Le dénominateur qu’on ne regarde pas
Un pourcentage sans dénominateur n’est pas une information — c’est une impression. Quand un catalogue annonce 72 %, ça veut dire « 72 % des attributs qu’on a décidé de tracker sont renseignés ». Mais ces attributs ont été choisis il y a deux ans, par une équipe qui n’est plus là, sur la base de ce qu’un ERP exigeait à l’époque.
Les 28 % manquants ne sont pas forcément ce qui vous bloque. Et les 72 % renseignés ne vous avancent pas forcément. On a vu des fiches à 85 % impossibles à publier sur Amazon Business, et des fiches à 60 % parfaitement exploitables en EDI interne.
Le vrai chiffre est toujours conditionné
La complétion n’a de sens que rapportée à quelque chose. Trois axes minimum :
- Par canal : une fiche qui part sur Mirakl n’a pas les mêmes exigences que la même fiche imprimée en catalogue PDF.
- Par famille : un roulement et une armoire électrique ont des taxonomies différentes. Les attributs obligatoires ne se recoupent pas.
- Par marché : une fiche DACH exige un poids en grammes et une classification ETIM ; une fiche FR peut s’en passer.

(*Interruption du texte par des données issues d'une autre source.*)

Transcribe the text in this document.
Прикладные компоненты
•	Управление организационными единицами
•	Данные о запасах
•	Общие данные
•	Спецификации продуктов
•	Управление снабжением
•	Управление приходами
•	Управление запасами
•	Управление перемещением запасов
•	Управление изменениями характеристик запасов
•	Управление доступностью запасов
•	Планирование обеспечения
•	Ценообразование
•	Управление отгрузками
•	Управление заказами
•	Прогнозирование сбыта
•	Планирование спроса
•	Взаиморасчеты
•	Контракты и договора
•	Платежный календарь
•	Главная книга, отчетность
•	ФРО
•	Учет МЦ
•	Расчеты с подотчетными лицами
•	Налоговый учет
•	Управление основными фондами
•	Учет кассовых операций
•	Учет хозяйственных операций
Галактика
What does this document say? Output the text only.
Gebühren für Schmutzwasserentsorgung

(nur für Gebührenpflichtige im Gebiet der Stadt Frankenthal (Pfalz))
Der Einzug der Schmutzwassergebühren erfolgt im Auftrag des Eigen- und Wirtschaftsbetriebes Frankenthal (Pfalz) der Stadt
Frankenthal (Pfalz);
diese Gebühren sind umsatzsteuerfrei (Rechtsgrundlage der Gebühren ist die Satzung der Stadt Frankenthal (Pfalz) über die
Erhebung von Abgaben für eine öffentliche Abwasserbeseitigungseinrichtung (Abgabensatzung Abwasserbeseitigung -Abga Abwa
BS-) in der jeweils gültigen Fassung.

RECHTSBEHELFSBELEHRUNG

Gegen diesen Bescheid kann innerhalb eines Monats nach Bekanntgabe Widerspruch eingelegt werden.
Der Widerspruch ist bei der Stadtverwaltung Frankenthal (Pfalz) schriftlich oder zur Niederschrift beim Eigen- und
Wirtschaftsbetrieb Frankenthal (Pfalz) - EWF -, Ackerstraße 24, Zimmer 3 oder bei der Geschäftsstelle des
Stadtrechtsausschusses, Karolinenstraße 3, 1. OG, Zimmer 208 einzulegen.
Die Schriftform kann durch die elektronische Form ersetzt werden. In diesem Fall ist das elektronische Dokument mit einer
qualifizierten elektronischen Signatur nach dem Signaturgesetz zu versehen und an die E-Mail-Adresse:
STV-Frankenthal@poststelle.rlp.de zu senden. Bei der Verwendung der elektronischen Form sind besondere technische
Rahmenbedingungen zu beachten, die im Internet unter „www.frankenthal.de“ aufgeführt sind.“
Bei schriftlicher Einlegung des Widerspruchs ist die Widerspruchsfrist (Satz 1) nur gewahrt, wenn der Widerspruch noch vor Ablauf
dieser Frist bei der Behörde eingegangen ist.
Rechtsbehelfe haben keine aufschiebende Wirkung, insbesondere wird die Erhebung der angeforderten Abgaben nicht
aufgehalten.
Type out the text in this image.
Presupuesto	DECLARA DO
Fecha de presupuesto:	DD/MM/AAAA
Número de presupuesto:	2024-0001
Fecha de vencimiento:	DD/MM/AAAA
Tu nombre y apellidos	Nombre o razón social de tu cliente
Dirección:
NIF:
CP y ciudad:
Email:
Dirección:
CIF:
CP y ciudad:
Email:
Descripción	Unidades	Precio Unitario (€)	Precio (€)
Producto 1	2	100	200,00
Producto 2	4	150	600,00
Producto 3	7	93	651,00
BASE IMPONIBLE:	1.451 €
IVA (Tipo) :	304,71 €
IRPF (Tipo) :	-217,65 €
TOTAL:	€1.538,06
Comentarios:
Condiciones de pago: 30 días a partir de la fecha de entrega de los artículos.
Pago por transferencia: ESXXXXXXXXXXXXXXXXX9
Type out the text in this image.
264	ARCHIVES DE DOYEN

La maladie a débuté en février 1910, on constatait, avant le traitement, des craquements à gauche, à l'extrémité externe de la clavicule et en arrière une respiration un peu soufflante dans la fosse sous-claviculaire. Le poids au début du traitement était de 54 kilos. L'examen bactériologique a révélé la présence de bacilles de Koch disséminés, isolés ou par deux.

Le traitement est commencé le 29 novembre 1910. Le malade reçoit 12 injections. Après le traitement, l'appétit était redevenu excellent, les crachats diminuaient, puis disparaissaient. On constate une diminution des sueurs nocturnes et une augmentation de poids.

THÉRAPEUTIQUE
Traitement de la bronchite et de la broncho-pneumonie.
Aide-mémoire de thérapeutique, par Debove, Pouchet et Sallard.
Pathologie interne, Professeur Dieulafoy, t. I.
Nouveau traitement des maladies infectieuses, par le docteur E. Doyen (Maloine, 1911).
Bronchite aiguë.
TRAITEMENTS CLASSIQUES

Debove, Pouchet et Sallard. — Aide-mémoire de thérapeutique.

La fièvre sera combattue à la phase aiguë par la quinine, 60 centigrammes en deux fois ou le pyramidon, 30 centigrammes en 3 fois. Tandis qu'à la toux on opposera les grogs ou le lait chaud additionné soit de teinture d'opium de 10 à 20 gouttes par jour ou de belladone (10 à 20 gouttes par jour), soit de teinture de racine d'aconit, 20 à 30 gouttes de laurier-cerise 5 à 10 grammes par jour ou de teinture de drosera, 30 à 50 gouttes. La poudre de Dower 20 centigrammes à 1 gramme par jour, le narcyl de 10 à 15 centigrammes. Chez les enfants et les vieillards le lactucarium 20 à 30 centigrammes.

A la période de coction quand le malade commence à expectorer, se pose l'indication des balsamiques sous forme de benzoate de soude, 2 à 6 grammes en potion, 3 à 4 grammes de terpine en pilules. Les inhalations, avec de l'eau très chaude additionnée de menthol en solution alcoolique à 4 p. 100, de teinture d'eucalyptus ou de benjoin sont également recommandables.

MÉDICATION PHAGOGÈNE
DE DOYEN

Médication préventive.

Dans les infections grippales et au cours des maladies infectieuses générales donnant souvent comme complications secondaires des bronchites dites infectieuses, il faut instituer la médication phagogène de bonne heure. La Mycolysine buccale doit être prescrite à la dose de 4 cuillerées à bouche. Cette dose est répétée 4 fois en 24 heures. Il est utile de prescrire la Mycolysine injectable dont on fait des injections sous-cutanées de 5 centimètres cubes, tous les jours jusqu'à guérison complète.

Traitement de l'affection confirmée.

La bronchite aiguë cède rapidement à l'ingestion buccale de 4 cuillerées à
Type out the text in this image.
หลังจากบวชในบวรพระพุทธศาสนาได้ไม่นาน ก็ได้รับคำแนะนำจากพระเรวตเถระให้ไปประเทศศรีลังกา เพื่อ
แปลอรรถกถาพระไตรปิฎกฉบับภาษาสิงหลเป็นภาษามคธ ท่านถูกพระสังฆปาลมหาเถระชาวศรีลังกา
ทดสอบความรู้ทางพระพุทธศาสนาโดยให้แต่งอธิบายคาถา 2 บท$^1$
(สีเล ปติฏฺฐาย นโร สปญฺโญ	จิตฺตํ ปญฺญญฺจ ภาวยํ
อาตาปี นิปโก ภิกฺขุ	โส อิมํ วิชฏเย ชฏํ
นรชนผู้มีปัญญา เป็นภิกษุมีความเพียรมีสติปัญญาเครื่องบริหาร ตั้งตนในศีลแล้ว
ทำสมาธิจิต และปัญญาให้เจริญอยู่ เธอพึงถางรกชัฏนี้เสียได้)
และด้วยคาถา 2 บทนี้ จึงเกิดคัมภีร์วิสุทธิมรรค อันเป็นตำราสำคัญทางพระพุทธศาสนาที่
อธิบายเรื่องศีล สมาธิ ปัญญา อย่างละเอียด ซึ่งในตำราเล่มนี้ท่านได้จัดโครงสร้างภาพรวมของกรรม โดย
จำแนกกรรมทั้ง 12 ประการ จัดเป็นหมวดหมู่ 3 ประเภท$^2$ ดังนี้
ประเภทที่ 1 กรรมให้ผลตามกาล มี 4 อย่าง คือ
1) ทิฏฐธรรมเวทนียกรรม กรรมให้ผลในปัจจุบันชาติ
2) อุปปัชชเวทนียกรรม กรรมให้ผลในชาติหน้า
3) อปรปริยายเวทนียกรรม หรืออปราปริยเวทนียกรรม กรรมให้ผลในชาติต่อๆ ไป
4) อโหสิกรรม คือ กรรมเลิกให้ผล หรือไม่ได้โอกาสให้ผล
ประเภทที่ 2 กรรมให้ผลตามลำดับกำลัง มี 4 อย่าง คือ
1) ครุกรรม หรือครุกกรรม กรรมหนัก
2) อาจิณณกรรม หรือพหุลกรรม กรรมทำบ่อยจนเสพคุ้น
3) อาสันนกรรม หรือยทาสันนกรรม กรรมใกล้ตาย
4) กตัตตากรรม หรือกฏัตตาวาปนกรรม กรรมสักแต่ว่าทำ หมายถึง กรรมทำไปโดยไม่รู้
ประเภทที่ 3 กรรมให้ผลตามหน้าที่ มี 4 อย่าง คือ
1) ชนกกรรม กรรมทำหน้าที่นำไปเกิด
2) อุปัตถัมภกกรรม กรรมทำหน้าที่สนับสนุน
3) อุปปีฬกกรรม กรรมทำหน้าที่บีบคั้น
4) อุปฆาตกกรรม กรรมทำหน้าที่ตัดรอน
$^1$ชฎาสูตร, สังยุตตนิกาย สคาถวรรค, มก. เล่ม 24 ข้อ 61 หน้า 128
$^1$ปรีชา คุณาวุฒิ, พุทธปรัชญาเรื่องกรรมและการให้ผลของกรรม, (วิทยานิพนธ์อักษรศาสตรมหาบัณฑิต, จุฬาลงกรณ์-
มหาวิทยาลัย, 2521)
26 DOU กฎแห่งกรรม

Un bon indicateur de complétion ressemble donc à ceci :
Famille « Disjoncteurs modulaires » · Canal « Distributeur B » · Marché FR → 94 %. Même famille · Canal « Marketplace EU » · Marché DE → 61 %.
Pas à ça :
Catalogue → 72 %.
Ce qu’on suit à la place
Chez les équipes qui ont réglé le problème, le dashboard ne montre pas une jauge globale. Il montre une matrice de complétude : lignes = familles, colonnes = canaux, chaque case = pourcentage bloquant (obligatoire non renseigné) et pourcentage recommandé.
Et surtout, chaque case est cliquable. Vous voyez exactement quelles fiches bloquent quel canal, avec quels attributs manquants. C’est inutile d’annoncer « on est à 82 % » à un CEO — ce qui l’intéresse, c’est « on ne peut pas publier 412 fiches sur Amazon Business parce qu’il leur manque le code HS ».
Le biais du nombre rond
La vraie raison pour laquelle le « 72 % » persiste, c’est qu’il rassure. Un chiffre qui monte ressemble à un progrès. Sauf qu’un catalogue qui passe de 72 à 78 % sans savoir ce qui a été comblé peut très bien avoir aggravé son problème — quelqu’un a complété les champs faciles, pas les bloquants.
Ce qui mesure le progrès réel n’est pas le pourcentage moyen, c’est le nombre de combinaisons (famille × canal × marché) passées à 100 % bloquant renseigné. Ce chiffre-là, quand il monte, correspond à de vrais canaux qu’on peut ouvrir, à de vrais marchés qu’on peut servir.
Le PIM n’aide pas à cocher des cases. Il aide à distinguer les cases qui comptent de celles qui ne comptent pas — ce jour-là, pour ce canal, pour cette famille.